Minutes later, he said Tuesday, his son-in-law, Jerry Hobbs, was screaming that he had found the bodies of his 8-year-old daughter, Laura Hobbs, and her best friend, Krystal Tobias, who disappeared together on a Mother's Day bike ride.

"I went and I seen them from a distance," Hollabaugh, 51, told The Associated Press. "It was clear they were laying there."

Laura and 9-year-old Krystal were stabbed repeatedly and left a few yards off a wooded bike path near their homes in this small city near the Wisconsin line. On Tuesday, a memorial of flowers and balloons marked the area where the bodies were found a day earlier.

Police weren't commenting on the case Tuesday morning, but Hollabaugh said investigators were questioning his son-in-law and had also talked to Laura's siblings about Hobbs. Donald Meadie, assistant commander of the Lake County Major Crime Task Force, confirmed late Monday that Jerry Hobbs had been questioned but said there were no suspects. He declined to comment further.

Hollabaugh said Hobbs had just returned to the area about a month earlier to reunite with Laura's mother after serving time in a Texas prison.

"Jerry just got out of prison for aggravated assault and I think they're holding that against him," Hollabaugh said. "I don't think he did it." Hobbs could not be reached for comment Tuesday; Hollabaugh said he was still with the police.

Police searched the family home and Hollabaugh said they took measurements of his shoe soles. "They went through our stuff, took clothes," he said, adding that they took the computer to see if the girl had been on any Internet chat rooms.

Grief counselors were being brought to Beulah Park Elementary, where the girls were best friends in the same second grade class. The pupils just read "Charlotte's Web" and "A Taste of Blackberries," both of which deal with loss, school superintendent Constance Collins said Tuesday.

"I think that those stories will serve as an excellent backdrop for what we're going to have to deal with today," she told ABC's "Good Morning America."

"We will be monitoring the students," Collins said on CBS News' The Early Show. "There will be a time that they will be able to interact with others if they need assistance beyond what the school can provide. We have community resources as well as faith-based organizations that are ready to step up and assist in any way possible."

The girls' bodies were discovered in Beulah Park about four blocks from the school on Monday shortly after dawn. Police said no weapons were found and there was no evidence of sexual assault.
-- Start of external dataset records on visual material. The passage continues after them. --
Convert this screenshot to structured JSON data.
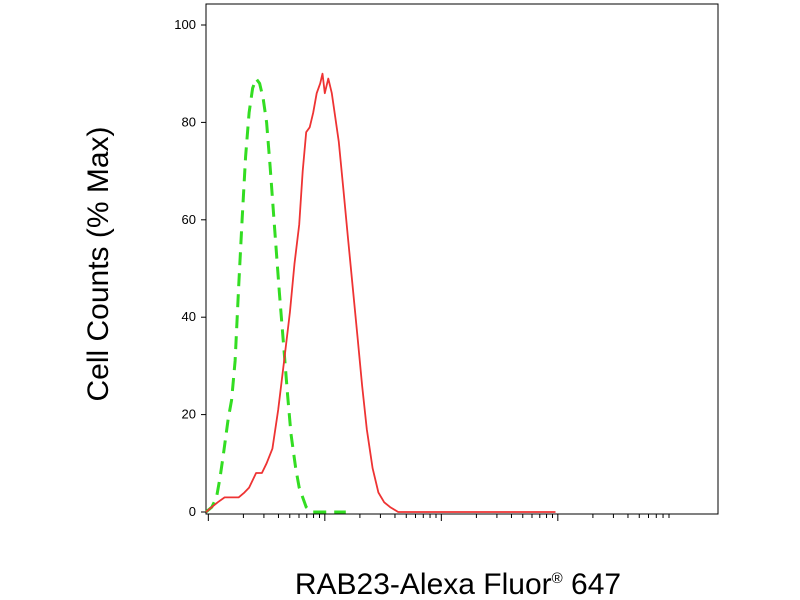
{
  "chart_data": {
    "type": "line",
    "title": "",
    "xlabel_main": "RAB23-Alexa Fluor",
    "xlabel_sup": "®",
    "xlabel_tail": " 647",
    "ylabel": "Cell Counts (% Max)",
    "ylim": [
      0,
      100
    ],
    "y_ticks": [
      "0",
      "20",
      "40",
      "60",
      "80",
      "100"
    ],
    "y_tick_values": [
      0,
      20,
      40,
      60,
      80,
      100
    ],
    "x_scale": "log",
    "x_decades": 3,
    "grid": false,
    "legend": "none",
    "series": [
      {
        "color": "#33dd22",
        "style": "dashed",
        "points": [
          [
            0.0,
            0
          ],
          [
            0.05,
            1
          ],
          [
            0.09,
            3
          ],
          [
            0.12,
            7
          ],
          [
            0.15,
            12
          ],
          [
            0.19,
            19
          ],
          [
            0.22,
            23
          ],
          [
            0.25,
            31
          ],
          [
            0.28,
            46
          ],
          [
            0.31,
            60
          ],
          [
            0.34,
            73
          ],
          [
            0.37,
            82
          ],
          [
            0.4,
            87
          ],
          [
            0.43,
            89
          ],
          [
            0.46,
            88
          ],
          [
            0.49,
            85
          ],
          [
            0.52,
            80
          ],
          [
            0.55,
            71
          ],
          [
            0.59,
            58
          ],
          [
            0.63,
            45
          ],
          [
            0.67,
            33
          ],
          [
            0.7,
            24
          ],
          [
            0.73,
            16
          ],
          [
            0.77,
            9
          ],
          [
            0.8,
            5
          ],
          [
            0.83,
            3
          ],
          [
            0.86,
            1
          ],
          [
            0.9,
            0
          ],
          [
            1.2,
            0
          ]
        ]
      },
      {
        "color": "#ee3333",
        "style": "solid",
        "points": [
          [
            0.0,
            0
          ],
          [
            0.05,
            1
          ],
          [
            0.1,
            2
          ],
          [
            0.16,
            3
          ],
          [
            0.22,
            3
          ],
          [
            0.28,
            3
          ],
          [
            0.33,
            4
          ],
          [
            0.37,
            5
          ],
          [
            0.43,
            8
          ],
          [
            0.48,
            8
          ],
          [
            0.52,
            10
          ],
          [
            0.57,
            13
          ],
          [
            0.62,
            21
          ],
          [
            0.67,
            31
          ],
          [
            0.72,
            41
          ],
          [
            0.76,
            51
          ],
          [
            0.8,
            59
          ],
          [
            0.83,
            70
          ],
          [
            0.86,
            78
          ],
          [
            0.89,
            79
          ],
          [
            0.92,
            82
          ],
          [
            0.95,
            86
          ],
          [
            0.98,
            88
          ],
          [
            1.0,
            90
          ],
          [
            1.02,
            86
          ],
          [
            1.05,
            89
          ],
          [
            1.08,
            86
          ],
          [
            1.11,
            81
          ],
          [
            1.14,
            76
          ],
          [
            1.18,
            66
          ],
          [
            1.22,
            56
          ],
          [
            1.26,
            46
          ],
          [
            1.3,
            36
          ],
          [
            1.34,
            26
          ],
          [
            1.38,
            17
          ],
          [
            1.43,
            9
          ],
          [
            1.48,
            4
          ],
          [
            1.53,
            2
          ],
          [
            1.58,
            1
          ],
          [
            1.65,
            0
          ],
          [
            3.0,
            0
          ]
        ]
      }
    ]
  }
}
Zion, along Lake Michigan, was founded in 1901 by a religious faith healer as a utopian community. It has about 22,000 residents but retains a quiet, at times rural feel despite being on the edge of both the Chicago and Milwaukee metropolitan areas.

Laura Unrein, who lives near Beulah Park, said the area where the bodies were found is well known as a place to avoid. The heavily wooded park has a paved bike path, a ravine and trails made by mountain bikes.

"There have been incidents of kids beating up people and taking their wallets and park rangers have had to shoo people out of there for hunting illegally," she said, adding that it's also a popular hangout for teens to drink.

The parents of one of the girls had reported her missing about 8:50 p.m. Sunday, about two hours after she was expected home, Police Chief Doug Malcolm said. The parents of the other girl called shortly afterward, and authorities with rescue dogs began searching.

Lake County Coroner Richard Keller said it appears the girls were killed where their bodies were found; there was no evidence of sexual abuse.

"They were best friends. When one left, the other left. They were always together," said Unrein.

Collins that Hobbs was very artsy and also enjoyed reading and taking the puppets in the classroom and pretending that she was acting. She said Tobias also had a sense of humor and was very witty.

"It's been shocking for all of us," Collins added. "Their loss is felt by everyone here in the community."

The killings stunned this town about 45 miles north of Chicago, prompting police and Beulah Park Elementary School officials to escort children directly onto buses at the end of the school day.

"I know that they were very sweet girls," said Julie Dobnikar, who teaches second grade at the school, adding that the girls' teacher is "very distraught right now."